Forum: Ruby how come i cant grab all rss items from a feed

Announcement (2017-05-07): www.ruby-forum.com is now read-only since I unfortunately do not have the time to support and maintain the forum any more. Please see rubyonrails.org/community and ruby-lang.org/en/community for other Rails- und Ruby-related community platforms.
Adam A. (Guest)
on 2009-04-04 14:28
When i try and access the bbc feed it will only return the latest 40
results. However if i use the same feed in google reader, it can return
a lot more. Why is this and how do i modify the code below so that i can
return more results.

Heres some code

require 'rss/1.0'
require 'rss/2.0'
require 'open-uri'
require 'rss/parser'


source =
"http://newsrss.bbc.co.uk/rss/newsonline_world_edit...
# url or local file
content = "" # raw content of rss feed will be loaded here
open(source) do |s| content = s.read end
rss = RSS::Parser.parse(content, false)

(rss.items.length == 40ish)
Ben L. (Guest)
on 2009-04-04 15:20
(Received via mailing list)
I'd suggest you check which headers your browser is sending.
Particularly
the Last-Modified and Etag. Replicate those and you will see the same
amount
of items.
Ben
Adam A. (Guest)
on 2009-04-04 18:37
hi ben, thanks for the reply. Im a bit confused though.
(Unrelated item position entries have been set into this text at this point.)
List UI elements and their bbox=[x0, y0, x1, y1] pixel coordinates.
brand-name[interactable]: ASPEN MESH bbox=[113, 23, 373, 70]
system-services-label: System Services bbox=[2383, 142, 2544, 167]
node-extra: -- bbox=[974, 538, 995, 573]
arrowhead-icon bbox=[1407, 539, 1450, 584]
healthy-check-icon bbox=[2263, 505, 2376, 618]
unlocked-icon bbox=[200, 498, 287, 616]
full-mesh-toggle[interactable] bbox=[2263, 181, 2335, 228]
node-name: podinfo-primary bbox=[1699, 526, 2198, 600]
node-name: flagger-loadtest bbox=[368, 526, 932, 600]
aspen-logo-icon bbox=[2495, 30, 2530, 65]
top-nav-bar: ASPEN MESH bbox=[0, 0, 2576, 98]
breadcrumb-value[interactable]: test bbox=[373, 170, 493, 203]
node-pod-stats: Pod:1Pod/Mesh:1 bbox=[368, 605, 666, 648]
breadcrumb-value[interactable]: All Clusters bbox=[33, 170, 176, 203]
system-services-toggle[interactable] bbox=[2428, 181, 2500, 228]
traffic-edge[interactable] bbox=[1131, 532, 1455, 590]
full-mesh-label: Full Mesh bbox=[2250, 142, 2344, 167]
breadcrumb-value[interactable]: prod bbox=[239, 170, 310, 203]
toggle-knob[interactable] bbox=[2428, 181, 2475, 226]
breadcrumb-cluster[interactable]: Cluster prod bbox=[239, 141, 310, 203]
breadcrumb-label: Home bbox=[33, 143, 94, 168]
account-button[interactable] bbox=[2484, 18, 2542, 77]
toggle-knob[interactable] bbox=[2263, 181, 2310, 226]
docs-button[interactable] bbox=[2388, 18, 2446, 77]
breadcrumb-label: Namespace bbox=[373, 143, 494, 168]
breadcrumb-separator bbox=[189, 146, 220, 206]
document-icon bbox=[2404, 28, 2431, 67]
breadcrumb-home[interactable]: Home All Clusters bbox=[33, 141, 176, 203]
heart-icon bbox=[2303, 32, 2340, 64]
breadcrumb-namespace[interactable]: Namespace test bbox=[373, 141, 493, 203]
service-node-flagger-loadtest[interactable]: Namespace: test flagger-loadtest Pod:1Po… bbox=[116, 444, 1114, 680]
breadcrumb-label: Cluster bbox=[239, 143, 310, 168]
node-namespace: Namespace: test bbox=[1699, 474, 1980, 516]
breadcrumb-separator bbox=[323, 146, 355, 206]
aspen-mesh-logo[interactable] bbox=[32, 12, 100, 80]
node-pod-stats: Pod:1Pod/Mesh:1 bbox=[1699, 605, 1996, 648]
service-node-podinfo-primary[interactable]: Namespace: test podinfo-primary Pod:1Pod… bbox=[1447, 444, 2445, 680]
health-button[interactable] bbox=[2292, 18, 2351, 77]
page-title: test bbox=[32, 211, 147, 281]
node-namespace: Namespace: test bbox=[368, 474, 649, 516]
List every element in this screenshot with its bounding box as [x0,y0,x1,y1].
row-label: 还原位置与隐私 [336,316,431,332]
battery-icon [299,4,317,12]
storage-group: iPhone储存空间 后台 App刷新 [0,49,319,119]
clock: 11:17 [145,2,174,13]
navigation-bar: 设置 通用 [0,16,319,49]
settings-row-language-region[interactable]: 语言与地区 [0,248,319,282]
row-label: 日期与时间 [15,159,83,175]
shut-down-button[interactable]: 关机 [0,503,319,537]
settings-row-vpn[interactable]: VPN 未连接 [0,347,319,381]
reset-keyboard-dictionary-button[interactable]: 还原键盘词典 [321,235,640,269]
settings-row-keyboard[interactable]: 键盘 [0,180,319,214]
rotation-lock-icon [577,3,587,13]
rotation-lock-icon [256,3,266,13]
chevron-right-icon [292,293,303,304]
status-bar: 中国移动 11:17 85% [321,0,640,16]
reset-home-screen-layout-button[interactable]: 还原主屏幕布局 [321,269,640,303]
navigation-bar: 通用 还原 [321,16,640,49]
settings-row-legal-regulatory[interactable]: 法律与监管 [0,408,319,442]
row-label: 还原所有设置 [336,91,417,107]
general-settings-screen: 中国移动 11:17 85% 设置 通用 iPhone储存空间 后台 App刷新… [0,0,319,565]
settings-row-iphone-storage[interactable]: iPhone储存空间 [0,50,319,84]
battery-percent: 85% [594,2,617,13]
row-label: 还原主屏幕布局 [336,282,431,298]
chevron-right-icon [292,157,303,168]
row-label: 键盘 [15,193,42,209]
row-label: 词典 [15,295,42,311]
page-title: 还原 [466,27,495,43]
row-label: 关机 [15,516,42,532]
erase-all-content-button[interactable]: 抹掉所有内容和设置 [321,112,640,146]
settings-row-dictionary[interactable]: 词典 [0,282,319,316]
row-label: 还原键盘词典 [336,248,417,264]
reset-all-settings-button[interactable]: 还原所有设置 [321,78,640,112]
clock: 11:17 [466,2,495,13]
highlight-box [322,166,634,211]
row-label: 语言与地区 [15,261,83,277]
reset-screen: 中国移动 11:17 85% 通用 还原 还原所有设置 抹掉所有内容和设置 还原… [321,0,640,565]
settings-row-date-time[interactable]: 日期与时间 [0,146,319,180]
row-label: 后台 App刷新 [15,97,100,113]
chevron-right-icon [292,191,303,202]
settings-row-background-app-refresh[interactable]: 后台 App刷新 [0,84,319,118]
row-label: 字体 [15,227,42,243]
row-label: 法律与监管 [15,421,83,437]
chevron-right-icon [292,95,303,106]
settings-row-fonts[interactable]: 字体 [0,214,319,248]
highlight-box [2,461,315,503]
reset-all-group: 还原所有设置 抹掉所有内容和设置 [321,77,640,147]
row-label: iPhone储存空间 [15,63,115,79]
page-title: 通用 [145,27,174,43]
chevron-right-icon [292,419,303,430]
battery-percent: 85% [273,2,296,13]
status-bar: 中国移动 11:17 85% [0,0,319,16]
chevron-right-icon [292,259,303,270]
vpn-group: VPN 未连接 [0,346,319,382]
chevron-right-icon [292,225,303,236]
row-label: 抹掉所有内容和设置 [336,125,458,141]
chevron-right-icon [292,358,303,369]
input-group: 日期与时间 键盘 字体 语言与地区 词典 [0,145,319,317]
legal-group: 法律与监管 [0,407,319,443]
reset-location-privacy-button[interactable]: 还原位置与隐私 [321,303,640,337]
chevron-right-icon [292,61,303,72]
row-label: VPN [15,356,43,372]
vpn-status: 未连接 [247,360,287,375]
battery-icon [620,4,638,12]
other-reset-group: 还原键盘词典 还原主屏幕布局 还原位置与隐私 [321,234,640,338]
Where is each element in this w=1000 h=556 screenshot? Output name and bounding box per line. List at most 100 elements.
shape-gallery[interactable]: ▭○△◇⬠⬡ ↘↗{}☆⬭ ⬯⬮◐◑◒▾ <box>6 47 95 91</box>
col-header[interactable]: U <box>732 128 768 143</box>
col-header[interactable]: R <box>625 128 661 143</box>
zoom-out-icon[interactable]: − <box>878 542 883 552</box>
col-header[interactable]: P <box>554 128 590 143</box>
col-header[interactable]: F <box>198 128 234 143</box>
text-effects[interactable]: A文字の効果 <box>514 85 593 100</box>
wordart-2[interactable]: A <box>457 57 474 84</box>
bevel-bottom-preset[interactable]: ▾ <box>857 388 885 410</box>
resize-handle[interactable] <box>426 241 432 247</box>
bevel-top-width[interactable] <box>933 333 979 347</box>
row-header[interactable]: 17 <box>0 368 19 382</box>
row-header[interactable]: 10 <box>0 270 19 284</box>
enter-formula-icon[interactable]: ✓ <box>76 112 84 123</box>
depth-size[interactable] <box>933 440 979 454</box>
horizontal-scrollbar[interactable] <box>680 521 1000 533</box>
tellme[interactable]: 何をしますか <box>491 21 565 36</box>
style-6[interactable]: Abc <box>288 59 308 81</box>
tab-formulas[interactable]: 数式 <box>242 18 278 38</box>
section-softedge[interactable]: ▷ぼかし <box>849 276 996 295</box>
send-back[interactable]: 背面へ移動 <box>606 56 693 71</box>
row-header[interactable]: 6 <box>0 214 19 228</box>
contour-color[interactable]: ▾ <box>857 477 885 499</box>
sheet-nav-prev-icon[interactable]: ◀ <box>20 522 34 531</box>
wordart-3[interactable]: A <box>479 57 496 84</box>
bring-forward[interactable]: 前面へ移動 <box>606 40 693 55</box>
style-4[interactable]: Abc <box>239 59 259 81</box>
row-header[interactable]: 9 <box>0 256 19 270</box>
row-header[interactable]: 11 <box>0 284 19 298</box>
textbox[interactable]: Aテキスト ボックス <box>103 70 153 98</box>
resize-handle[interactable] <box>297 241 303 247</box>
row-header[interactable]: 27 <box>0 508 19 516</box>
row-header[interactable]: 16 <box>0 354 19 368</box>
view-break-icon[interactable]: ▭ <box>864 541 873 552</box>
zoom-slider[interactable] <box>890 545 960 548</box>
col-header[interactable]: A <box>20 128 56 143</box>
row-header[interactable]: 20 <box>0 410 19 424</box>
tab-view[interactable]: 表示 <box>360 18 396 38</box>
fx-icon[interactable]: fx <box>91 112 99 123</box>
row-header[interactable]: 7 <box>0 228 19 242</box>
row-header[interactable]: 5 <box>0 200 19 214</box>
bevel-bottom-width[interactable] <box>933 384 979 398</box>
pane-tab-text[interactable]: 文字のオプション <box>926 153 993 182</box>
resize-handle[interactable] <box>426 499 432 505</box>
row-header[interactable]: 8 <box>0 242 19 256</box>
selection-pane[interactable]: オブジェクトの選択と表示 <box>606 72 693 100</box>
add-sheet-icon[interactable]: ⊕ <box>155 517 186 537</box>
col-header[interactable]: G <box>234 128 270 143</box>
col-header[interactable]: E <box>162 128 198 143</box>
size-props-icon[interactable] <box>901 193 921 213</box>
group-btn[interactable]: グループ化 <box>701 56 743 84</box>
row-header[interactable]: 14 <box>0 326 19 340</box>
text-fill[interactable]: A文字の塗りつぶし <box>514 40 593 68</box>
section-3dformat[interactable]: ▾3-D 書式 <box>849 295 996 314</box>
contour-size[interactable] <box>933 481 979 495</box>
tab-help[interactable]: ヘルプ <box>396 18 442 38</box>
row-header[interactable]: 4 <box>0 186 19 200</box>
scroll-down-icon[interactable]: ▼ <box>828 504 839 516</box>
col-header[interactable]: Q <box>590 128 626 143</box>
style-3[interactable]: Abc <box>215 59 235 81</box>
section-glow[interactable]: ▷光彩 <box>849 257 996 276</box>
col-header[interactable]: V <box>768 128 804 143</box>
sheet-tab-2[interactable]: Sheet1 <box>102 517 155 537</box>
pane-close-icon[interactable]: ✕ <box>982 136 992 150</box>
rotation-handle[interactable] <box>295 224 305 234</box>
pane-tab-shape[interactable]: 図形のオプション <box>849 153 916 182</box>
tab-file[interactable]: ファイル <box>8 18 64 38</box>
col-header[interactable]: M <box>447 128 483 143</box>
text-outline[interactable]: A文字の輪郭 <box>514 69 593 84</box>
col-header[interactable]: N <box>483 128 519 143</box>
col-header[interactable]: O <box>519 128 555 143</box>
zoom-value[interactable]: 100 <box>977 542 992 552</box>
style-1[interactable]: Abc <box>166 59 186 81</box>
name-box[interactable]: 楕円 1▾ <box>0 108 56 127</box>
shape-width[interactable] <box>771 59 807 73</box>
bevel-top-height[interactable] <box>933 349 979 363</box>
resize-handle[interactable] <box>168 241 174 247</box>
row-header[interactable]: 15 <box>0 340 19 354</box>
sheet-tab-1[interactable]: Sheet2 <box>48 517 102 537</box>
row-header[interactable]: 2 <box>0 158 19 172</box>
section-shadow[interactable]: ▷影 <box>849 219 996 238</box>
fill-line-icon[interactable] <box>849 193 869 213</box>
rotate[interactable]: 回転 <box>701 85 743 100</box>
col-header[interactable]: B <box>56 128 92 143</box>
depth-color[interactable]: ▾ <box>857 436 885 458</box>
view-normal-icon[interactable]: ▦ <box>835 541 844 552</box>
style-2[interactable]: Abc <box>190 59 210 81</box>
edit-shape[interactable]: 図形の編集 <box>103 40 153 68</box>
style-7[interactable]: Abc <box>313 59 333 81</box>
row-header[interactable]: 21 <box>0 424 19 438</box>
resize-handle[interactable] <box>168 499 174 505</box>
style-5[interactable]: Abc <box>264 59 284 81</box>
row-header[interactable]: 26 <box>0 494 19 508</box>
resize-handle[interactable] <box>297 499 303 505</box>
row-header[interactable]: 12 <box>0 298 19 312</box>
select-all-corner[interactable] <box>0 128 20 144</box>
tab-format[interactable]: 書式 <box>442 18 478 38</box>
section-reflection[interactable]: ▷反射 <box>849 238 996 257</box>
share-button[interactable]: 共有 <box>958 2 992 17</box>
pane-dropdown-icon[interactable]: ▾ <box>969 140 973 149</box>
When i type the address into the browser it shows 40 items just as the
code above does.

When i access the feed via google reader it shows more. I wondering what
magic google is using to get more items than my browser or my rss code
can.
Alexey B. (Guest)
on 2009-04-04 19:05
Adam A. wrote:
> When i access the feed via google reader it shows more. I wondering what
> magic google is using to get more items than my browser or my rss code
> can.

I think this could be because google caches items internally, from the
moment someone subscribes to the feed for the first time. Then it just
periodically updates the feed and caches new items. To simulate google
behavior you would need to go back in time and start fetching items from
the moment you need.

Unless there's some api on the feed itself, in which case you'd have to
ask owners of the feed.
Ben L. (Guest)
on 2009-04-04 20:39
(Received via mailing list)
>
>
> When i access the feed via google reader it shows more. I wondering what
> magic google is using to get more items than my browser or my rss code
> can.
>
>
Ah I have to admit I glossed over the fact you were using Google Reader.
As
Snaury said, they would certainly employ  caching at their end which
should
display results beyond the ones you are seeing.

Ben
Adam A. (Guest)
on 2009-04-05 07:17
ahhh thank you for confirming my suspicions. Customized Deloreans with
flux capacitors are a bit hard to come by these days so I guess ill have
to settle with 40 a day.

Thank you for your help!
Ben L. (Guest)
on 2009-04-05 21:25
(Received via mailing list)
If it is utterly important you _could_ possibly use the google reader
api to
get at those entries. Might be a little easier than going back in time
;)
This topic is locked and can not be replied to.